Don’t push changes to 100% of traffic immediately. Roll out gradually and monitor.

Canary deployments: Deploy changes to 5% of traffic first. Monitor quality metrics for an hour. If metrics hold, increase to 25%, then 50%, then 100%.

A/B testing: Run old and new versions in parallel, split traffic, and compare quality metrics. Only promote the new version if it’s measurably better.

Rollback readiness: If quality metrics drop, you need to rollback quickly. Have automated rollback triggers and tested rollback procedures.

Anomaly Detection

Some issues are too subtle for fixed thresholds but still indicate problems.

Statistical anomaly detection: If latency is usually 1s ± 0.2s, and suddenly it’s 1.5s consistently, that’s an anomaly worth investigating even if it doesn’t cross a hard threshold.

Seasonal patterns: User behavior might vary by time of day or day of week. Anomaly detection should account for this, not alert on expected variations.

Multivariate analysis: Sometimes individual metrics look fine, but correlations between metrics reveal problems. Latency is normal, error rate is normal, but latency AND error rate both increased slightly—that’s suspicious.

Dashboard Design

You need dashboards that surface issues quickly.

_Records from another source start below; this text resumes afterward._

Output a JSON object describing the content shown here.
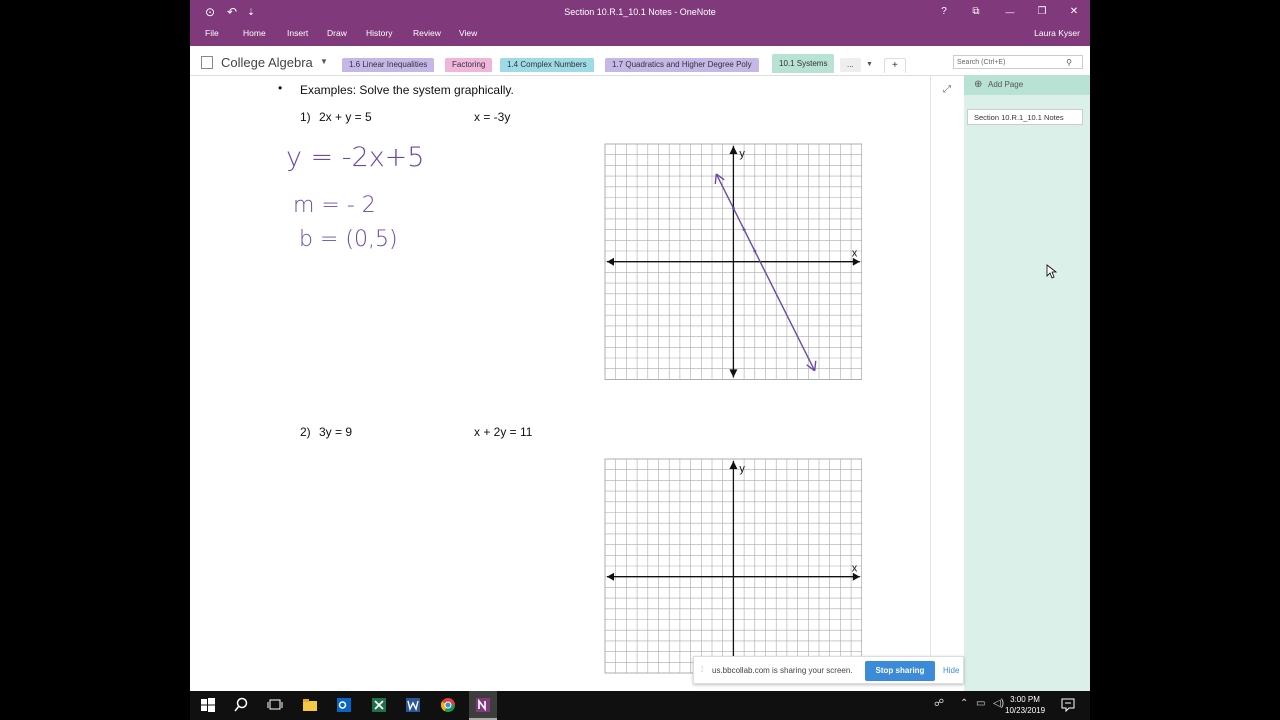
{
  "window": {
    "title": "Section 10.R.1_10.1 Notes - OneNote",
    "help": "?",
    "ribbon_toggle": "⧉",
    "minimize": "—",
    "restore": "❐",
    "close": "✕",
    "back_icon": "⊙",
    "undo_icon": "↶",
    "qat_more": "⇣"
  },
  "ribbon": {
    "tabs": [
      "File",
      "Home",
      "Insert",
      "Draw",
      "History",
      "Review",
      "View"
    ],
    "user": "Laura Kyser"
  },
  "notebook": {
    "title": "College Algebra",
    "sections": [
      {
        "label": "1.6 Linear Inequalities",
        "color": "#c5b8e8"
      },
      {
        "label": "Factoring",
        "color": "#f0b6d9"
      },
      {
        "label": "1.4 Complex Numbers",
        "color": "#9fdbe7"
      },
      {
        "label": "1.7 Quadratics and Higher Degree Poly",
        "color": "#c5b8e8"
      },
      {
        "label": "10.1 Systems",
        "color": "#b7e2d4"
      }
    ],
    "more": "...",
    "add": "+",
    "search_placeholder": "Search (Ctrl+E)"
  },
  "page": {
    "bullet": "•",
    "heading": "Examples:  Solve the system graphically.",
    "problem1": {
      "num": "1)",
      "eq1": "2x + y = 5",
      "eq2": "x = -3y"
    },
    "problem2": {
      "num": "2)",
      "eq1": "3y = 9",
      "eq2": "x + 2y = 11"
    },
    "handwriting": [
      "y = -2x+5",
      "m = - 2",
      "b = (0,5)"
    ],
    "ink_color": "#6a4aa8",
    "axis_x": "x",
    "axis_y": "y"
  },
  "pages_pane": {
    "add_page": "Add Page",
    "pages": [
      "Section 10.R.1_10.1 Notes"
    ]
  },
  "share": {
    "text": "us.bbcollab.com is sharing your screen.",
    "stop": "Stop sharing",
    "hide": "Hide"
  },
  "taskbar": {
    "time": "3:00 PM",
    "date": "10/23/2019"
  }
}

High-level health: A single screen showing overall system health—traffic volume, error rate, latency, quality metrics, cost.

Drill-down views: Click into specific time ranges, user segments, or endpoints to investigate anomalies.

Real-time alerts: Show active alerts prominently, with context about why they fired.

Historical trends: Show metrics over days, weeks, months to detect slow degradation.

The Human Review Loop

Automated monitoring catches most issues, but not all. Budget for human review.

Spot checks: Have team members randomly review production outputs weekly. Do they look good? Anything surprising?

User-flagged issues: When users report problems, review those outputs and add them to your test sets.

Periodic quality audits: Every month or quarter, do a deep dive on quality metrics across different user segments and use cases.

What Good Looks Like

A well-monitored LLM system has:

  • Automated quality sampling on 1-5% of production traffic
  • Alerts on quality degradation, not just downtime
  • Full request tracing with replay capability
  • Cost tracking and budget alerts
  • Canary deployment processes with automated rollback
  • Dashboards that show both technical and quality metrics
  • Regular human review to catch issues automation misses

Monitoring LLM systems is harder than monitoring traditional software because quality is subjective, outputs are variable, and many issues are subtle. But with the right instrumentation, you can catch problems before they scale and maintain high quality in production.